In a hundred years the Empire had been transformed from a state in which the immense majority of the inhabitants were devoted to pagan religions, into one in which an Emperor could say, with gross exaggeration, but without manifest absurdity, that not a pagan survived. Such a change was not brought to pass by mere prohibition and suppression. It is not too much to say that the success of the Church in converting the gentile world in the fourth and fifth centuries was due to a process which may be described as a pagan transmutation of Christianity itself. If Christian beliefs and worship had been retained unaltered in the early simplicity of their spirit and form, it may well be doubted whether a much longer period would have sufficed to christianize the Roman Empire. But the Church permitted a compromise. All the religions of the age had common ground in crude superstition, and the Church found no difficulty in proffering to converts beliefs and cults similar to those to which they had been accustomed. It was a comparatively small matter that incense, lights, and flowers, the accessories of various pagan ceremonials, had been introduced into Christian worship. It was a momentous and happy stroke to encourage the introduction of a disguised polytheism. A legion of saints and martyrs replaced the old legion of gods and heroes, and the hesitating pagan could gradually reconcile himself to a religion, which, if it robbed him of his tutelary deity, whom it stigmatized as a demon, allowed him in compensation the cult of a tutelary saint. A new and banal mythology was created, of saints and martyrs, many of them fictitious; their bodies and relics, capable of working miracles like those which used to be wrought at the tombs of heroes, were constantly being discovered. The devotee of Athene or Isis could transfer his homage to the Virgin Mother.
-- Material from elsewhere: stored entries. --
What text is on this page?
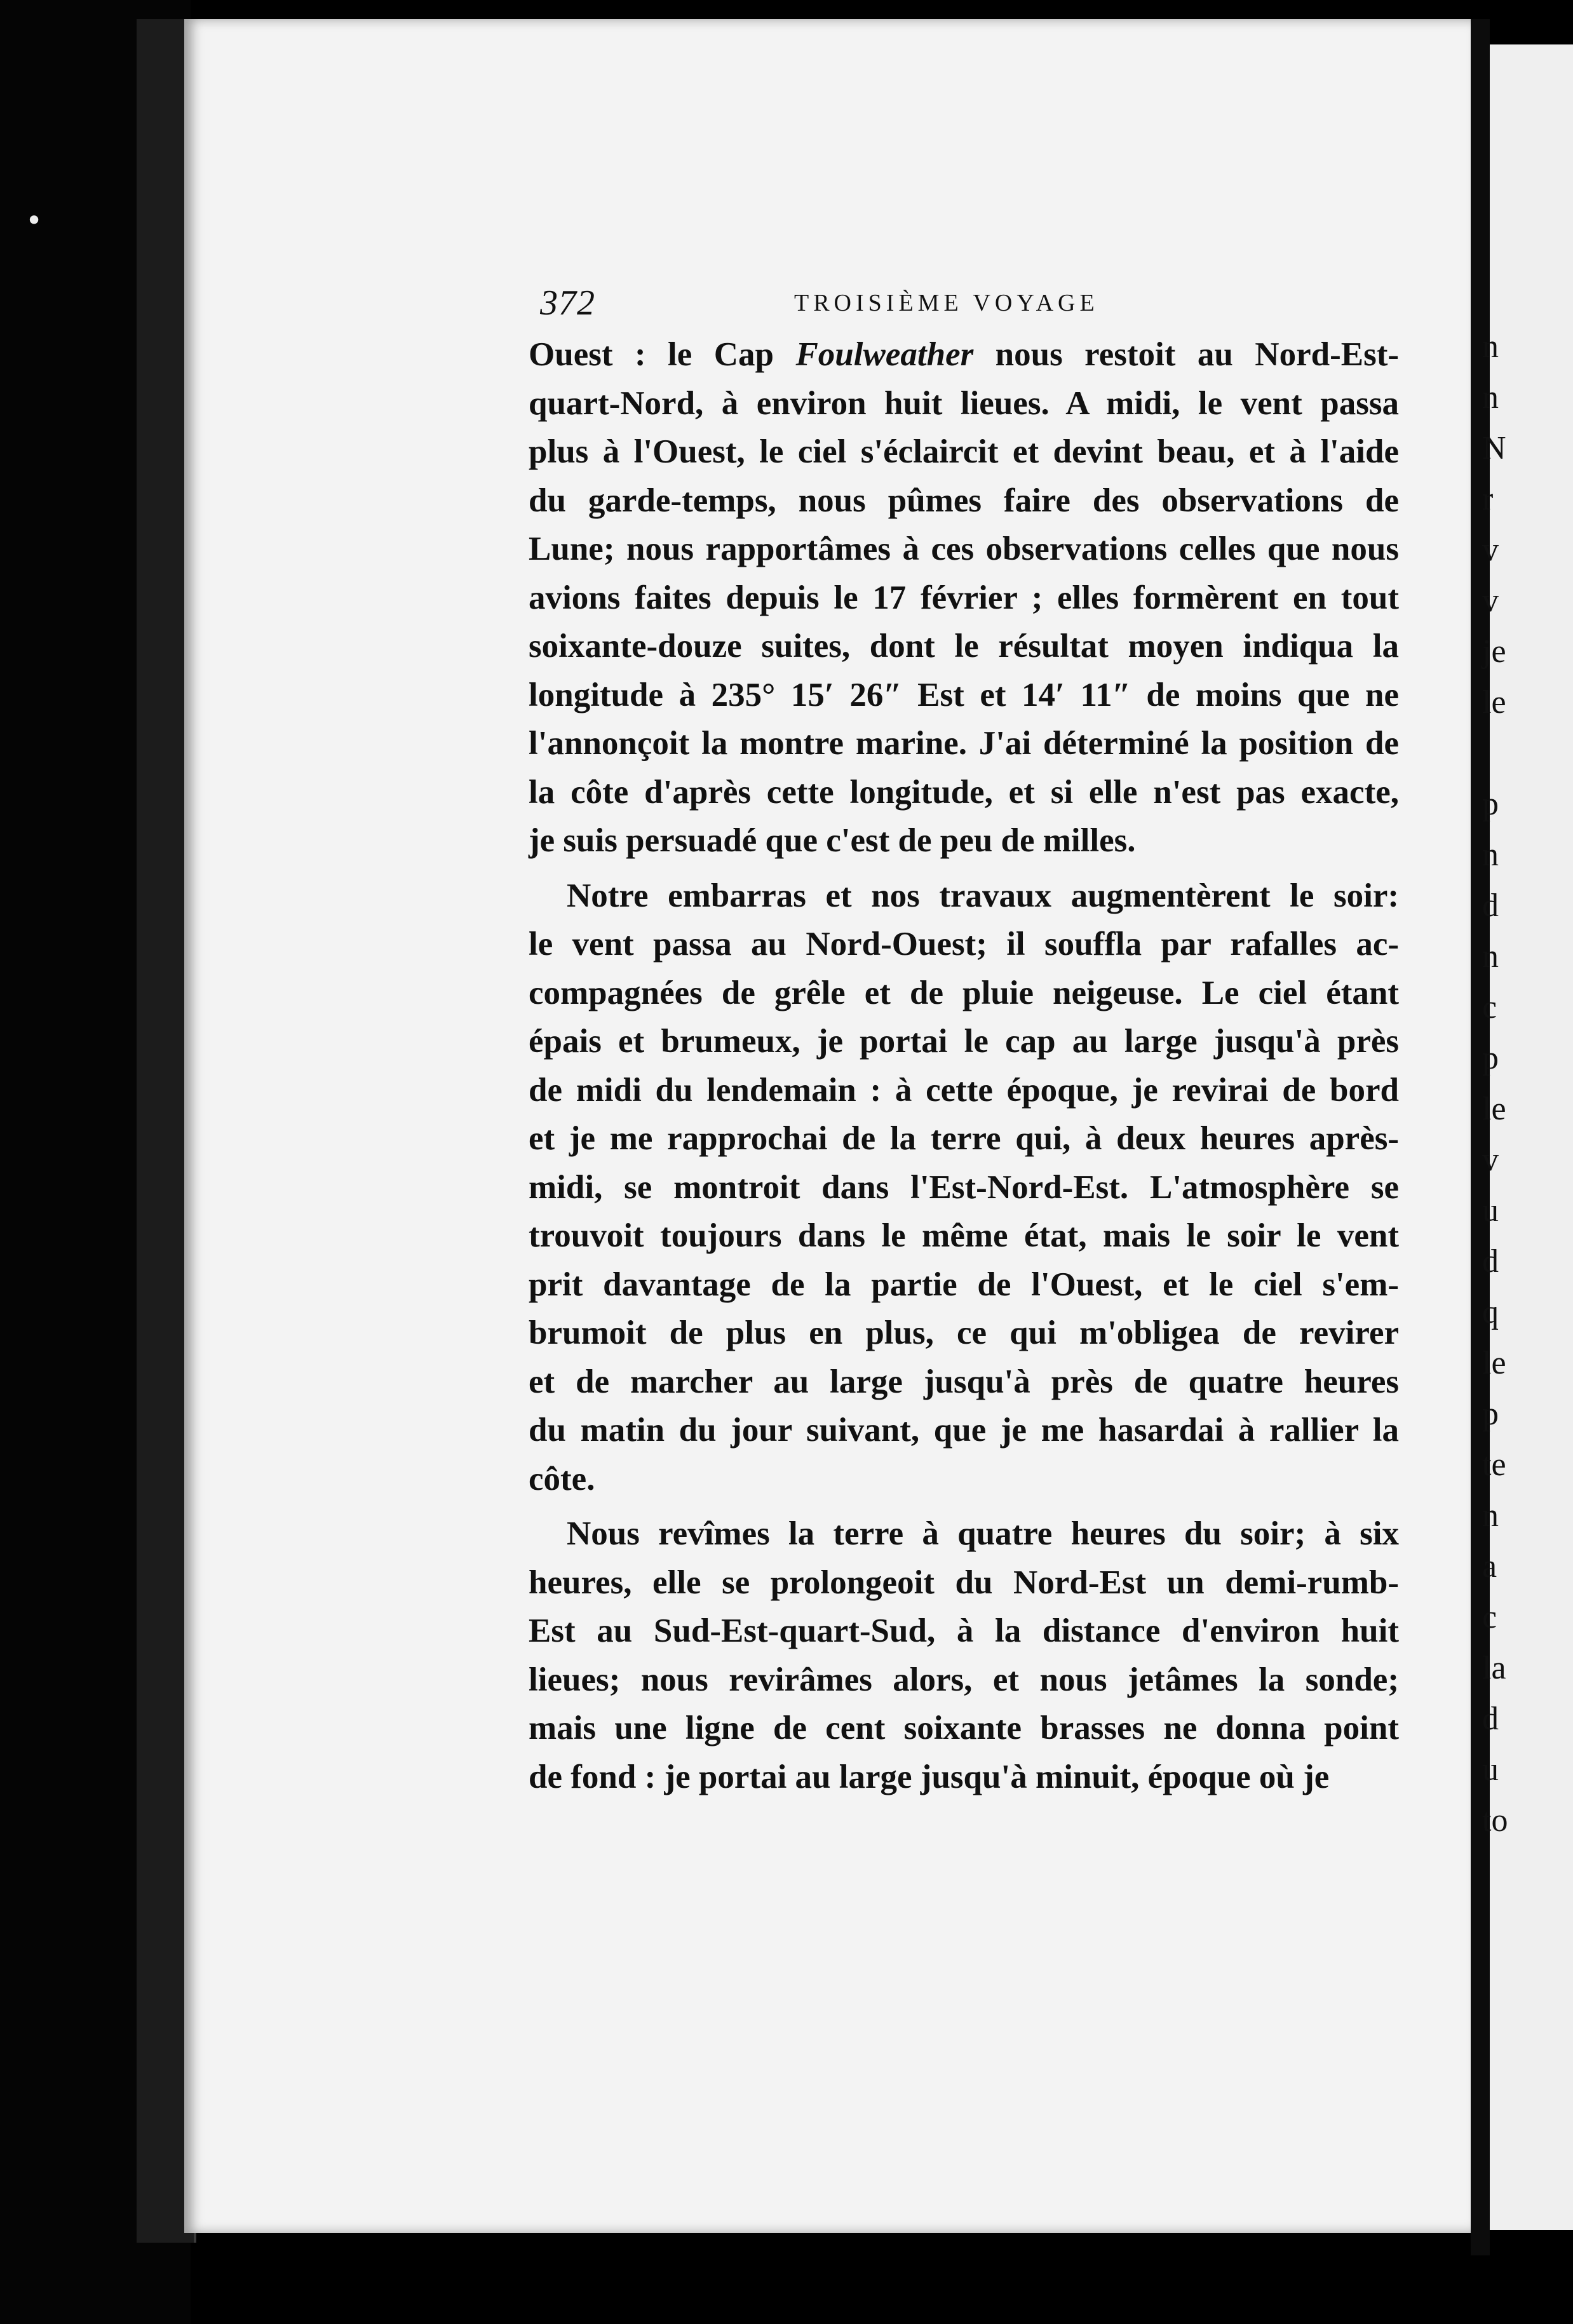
•
n
n
N
r
v
v
je
le
p
n
d
n
c
p
le
v
u
d
q
le
p
te
n
a
c
la
d
u
to
372	TROISIÈME VOYAGE

Ouest : le Cap Foulweather nous restoit au Nord-Est-
quart-Nord, à environ huit lieues. A midi, le vent passa
plus à l'Ouest, le ciel s'éclaircit et devint beau, et à l'aide
du garde-temps, nous pûmes faire des observations de
Lune; nous rapportâmes à ces observations celles que nous
avions faites depuis le 17 février ; elles formèrent en tout
soixante-douze suites, dont le résultat moyen indiqua la
longitude à 235° 15′ 26″ Est et 14′ 11″ de moins que ne
l'annonçoit la montre marine. J'ai déterminé la position de
la côte d'après cette longitude, et si elle n'est pas exacte,
je suis persuadé que c'est de peu de milles.

Notre embarras et nos travaux augmentèrent le soir:
le vent passa au Nord-Ouest; il souffla par rafalles ac-
compagnées de grêle et de pluie neigeuse. Le ciel étant
épais et brumeux, je portai le cap au large jusqu'à près
de midi du lendemain : à cette époque, je revirai de bord
et je me rapprochai de la terre qui, à deux heures après-
midi, se montroit dans l'Est-Nord-Est. L'atmosphère se
trouvoit toujours dans le même état, mais le soir le vent
prit davantage de la partie de l'Ouest, et le ciel s'em-
brumoit de plus en plus, ce qui m'obligea de revirer
et de marcher au large jusqu'à près de quatre heures
du matin du jour suivant, que je me hasardai à rallier la
côte.

Nous revîmes la terre à quatre heures du soir; à six
heures, elle se prolongeoit du Nord-Est un demi-rumb-
Est au Sud-Est-quart-Sud, à la distance d'environ huit
lieues; nous revirâmes alors, et nous jetâmes la sonde;
mais une ligne de cent soixante brasses ne donna point
de fond : je portai au large jusqu'à minuit, époque où je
The Greek sailor or fisherman, who used to pray to Poseidon, could call upon St. Nicolas. Those who worshipped at stone altars of Apollo on hill-tops could pay the same allegiance to St. Elias. The calendar of Christian anniversaries corresponded at many points to the calendars of Greek and Roman festivals. Men could more easily acquiesce in the loss of the heathen celebrations connected with the winter solstice and the vernal equinox, when they found the joyous celebrations of the Nativity and the resurrection associated with those seasons, and they could transfer some of their old customs to the new feasts.